Sou o Zé das quintas. Tenho apenas 16 anos. Nascido e criado em Deilão. Pequena aldeia de pouco mais vinte almas perdida algures entre Covas do Rio e Janarde.

Minha vida é uma rotina diária. Desde do amanhecer, trabalho no campo e trato do gado. Raras diversões a não ser apanhar bogas no rio e disfrutar das poucas romarias em redor.

Não vivemos bem ou mal. É assim. Vivemos apenas. Sem realmente sofrer de nossa condição porque não conhecemos outras.

Chega-nos, no entanto, um ruído, cada mais forte, notícias de um ultramar que deveríamos defender. Defender algo do outro lado da terra enquanto o meu mundo vivido limita-se a um raio de 20 km ao redor de Deilão? Eu que apenas vou a «Bila» 2 ou 3 vezes por ano.

Meu pai não quer que eu participe numa guerra que não considera a dele. Já enviou meu irmão para o Brasil há alguns anos por esse motivo. Chegou a minha vez. Vou partir. Já contatou e pagou o passador. Vou para a França. Saio hoje. Pela noite dentro para o mundo obscuro.

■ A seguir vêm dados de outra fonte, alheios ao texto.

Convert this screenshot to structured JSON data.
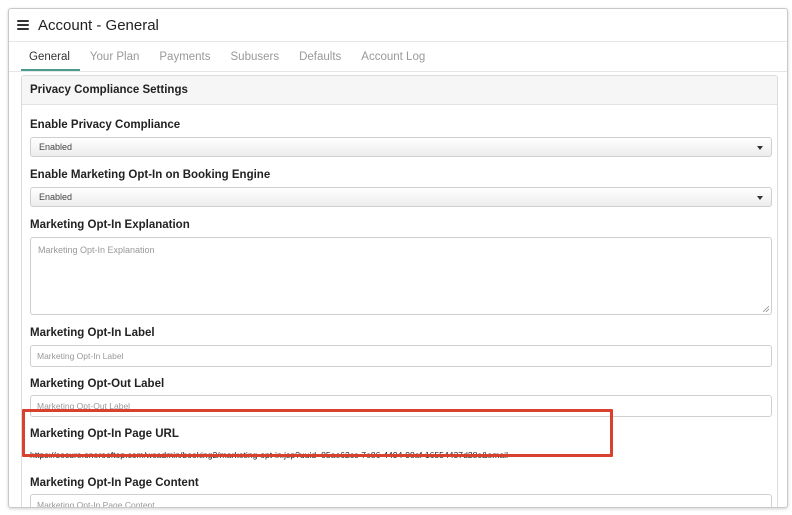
{
  "header": {
    "title": "Account - General"
  },
  "tabs": [
    {
      "label": "General",
      "active": true
    },
    {
      "label": "Your Plan",
      "active": false
    },
    {
      "label": "Payments",
      "active": false
    },
    {
      "label": "Subusers",
      "active": false
    },
    {
      "label": "Defaults",
      "active": false
    },
    {
      "label": "Account Log",
      "active": false
    }
  ],
  "panel": {
    "title": "Privacy Compliance Settings",
    "privacy_compliance": {
      "label": "Enable Privacy Compliance",
      "value": "Enabled"
    },
    "marketing_opt_in_booking": {
      "label": "Enable Marketing Opt-In on Booking Engine",
      "value": "Enabled"
    },
    "opt_in_explanation": {
      "label": "Marketing Opt-In Explanation",
      "placeholder": "Marketing Opt-In Explanation"
    },
    "opt_in_label": {
      "label": "Marketing Opt-In Label",
      "placeholder": "Marketing Opt-In Label"
    },
    "opt_out_label": {
      "label": "Marketing Opt-Out Label",
      "placeholder": "Marketing Opt-Out Label"
    },
    "opt_in_page_url": {
      "label": "Marketing Opt-In Page URL",
      "value": "https://secure.onerooftop.com/wcadmin/booking2/marketing-opt-in.jsp?uuid=85ae62cc-7e86-4494-98af-16554437d28c&email="
    },
    "opt_in_page_content": {
      "label": "Marketing Opt-In Page Content",
      "placeholder": "Marketing Opt-In Page Content"
    }
  },
  "colors": {
    "highlight": "#d9412e",
    "active_tab_underline": "#4a9a8f"
  },
  "icons": {
    "menu": "hamburger-icon",
    "dropdown": "caret-down-icon",
    "resize": "resize-grip-icon"
  }
}
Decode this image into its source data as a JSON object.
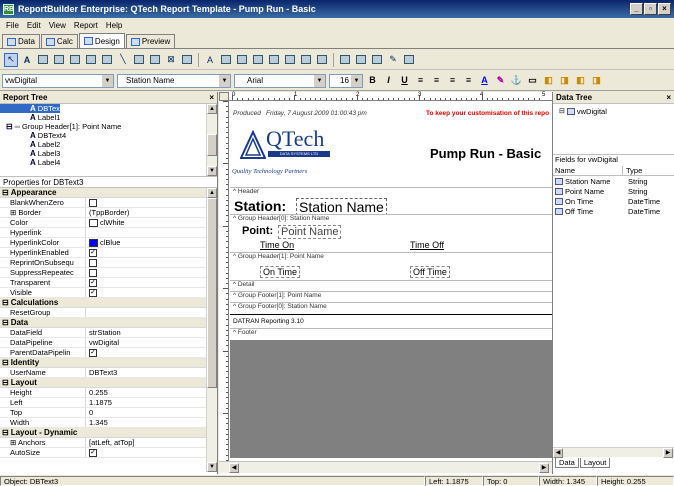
{
  "window": {
    "title": "ReportBuilder Enterprise: QTech Report Template - Pump Run - Basic",
    "app_icon": "RB",
    "min": "_",
    "max": "▫",
    "close": "×"
  },
  "menu": [
    "File",
    "Edit",
    "View",
    "Report",
    "Help"
  ],
  "tabs": [
    {
      "label": "Data",
      "active": false
    },
    {
      "label": "Calc",
      "active": false
    },
    {
      "label": "Design",
      "active": true
    },
    {
      "label": "Preview",
      "active": false
    }
  ],
  "format_bar": {
    "pipeline": "vwDigital",
    "field": "Station Name",
    "font": "Arial",
    "size": "16",
    "bold": "B",
    "italic": "I",
    "underline": "U"
  },
  "report_tree": {
    "title": "Report Tree",
    "close": "×",
    "items": [
      {
        "label": "DBText3",
        "indent": 2,
        "icon": "A",
        "selected": true
      },
      {
        "label": "Label1",
        "indent": 2,
        "icon": "A"
      },
      {
        "label": "Group Header[1]: Point Name",
        "indent": 1,
        "icon": "⊟"
      },
      {
        "label": "DBText4",
        "indent": 2,
        "icon": "A"
      },
      {
        "label": "Label2",
        "indent": 2,
        "icon": "A"
      },
      {
        "label": "Label3",
        "indent": 2,
        "icon": "A"
      },
      {
        "label": "Label4",
        "indent": 2,
        "icon": "A"
      }
    ]
  },
  "properties": {
    "title": "Properties for DBText3",
    "groups": [
      {
        "name": "Appearance",
        "props": [
          {
            "n": "BlankWhenZero",
            "v": "",
            "chk": false
          },
          {
            "n": "⊞ Border",
            "v": "(TppBorder)"
          },
          {
            "n": "Color",
            "v": "clWhite",
            "swatch": "#ffffff"
          },
          {
            "n": "Hyperlink",
            "v": ""
          },
          {
            "n": "HyperlinkColor",
            "v": "clBlue",
            "swatch": "#0000ff"
          },
          {
            "n": "HyperlinkEnabled",
            "v": "",
            "chk": true
          },
          {
            "n": "ReprintOnSubsequ",
            "v": "",
            "chk": false
          },
          {
            "n": "SuppressRepeatec",
            "v": "",
            "chk": false
          },
          {
            "n": "Transparent",
            "v": "",
            "chk": true
          },
          {
            "n": "Visible",
            "v": "",
            "chk": true
          }
        ]
      },
      {
        "name": "Calculations",
        "props": [
          {
            "n": "ResetGroup",
            "v": ""
          }
        ]
      },
      {
        "name": "Data",
        "props": [
          {
            "n": "DataField",
            "v": "strStation"
          },
          {
            "n": "DataPipeline",
            "v": "vwDigital"
          },
          {
            "n": "ParentDataPipelin",
            "v": "",
            "chk": true
          }
        ]
      },
      {
        "name": "Identity",
        "props": [
          {
            "n": "UserName",
            "v": "DBText3"
          }
        ]
      },
      {
        "name": "Layout",
        "props": [
          {
            "n": "Height",
            "v": "0.255"
          },
          {
            "n": "Left",
            "v": "1.1875"
          },
          {
            "n": "Top",
            "v": "0"
          },
          {
            "n": "Width",
            "v": "1.345"
          }
        ]
      },
      {
        "name": "Layout - Dynamic",
        "props": [
          {
            "n": "⊞ Anchors",
            "v": "[atLeft, atTop]"
          },
          {
            "n": "AutoSize",
            "v": "",
            "chk": true
          }
        ]
      }
    ]
  },
  "design": {
    "produced": "Produced",
    "date": "Friday, 7 August 2009 01:00:43 pm",
    "notice": "To keep your customisation of this repo",
    "logo_text": "QTech",
    "logo_sub": "DATA SYSTEMS LTD",
    "tagline": "Quality Technology Partners",
    "report_title": "Pump Run - Basic",
    "bands": {
      "header": "^ Header",
      "gh0": "^ Group Header[0]: Station Name",
      "gh1": "^ Group Header[1]: Point Name",
      "detail": "^ Detail",
      "gf1": "^ Group Footer[1]: Point Name",
      "gf0": "^ Group Footer[0]: Station Name",
      "footer": "^ Footer"
    },
    "station_label": "Station:",
    "station_field": "Station Name",
    "point_label": "Point:",
    "point_field": "Point Name",
    "time_on_label": "Time On",
    "time_off_label": "Time Off",
    "on_time_field": "On Time",
    "off_time_field": "Off Time",
    "footer_text": "DATRAN Reporting 3.10",
    "ruler_top": [
      "0",
      "1",
      "2",
      "3",
      "4",
      "5"
    ]
  },
  "data_tree": {
    "title": "Data Tree",
    "close": "×",
    "pipeline": "vwDigital",
    "fields_title": "Fields for vwDigital",
    "col_name": "Name",
    "col_type": "Type",
    "fields": [
      {
        "name": "Station Name",
        "type": "String"
      },
      {
        "name": "Point Name",
        "type": "String"
      },
      {
        "name": "On Time",
        "type": "DateTime"
      },
      {
        "name": "Off Time",
        "type": "DateTime"
      }
    ],
    "tab_data": "Data",
    "tab_layout": "Layout"
  },
  "status": {
    "object": "Object: DBText3",
    "left": "Left: 1.1875",
    "top": "Top: 0",
    "width": "Width: 1.345",
    "height": "Height: 0.255"
  }
}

Sinto-me dividido entre o entusiasmo de descobrir novos universos e a ansiedade de me confrontar a eles. Tenho medo. Sei que a viagem, «O Salto», será difícil. Será longa. Estou ansioso também de não saber quando voltarei. Triste de deixar os meus pais e amigos. Serà a última vez que vejo a minha avó por quem eu tenho um carinho especial?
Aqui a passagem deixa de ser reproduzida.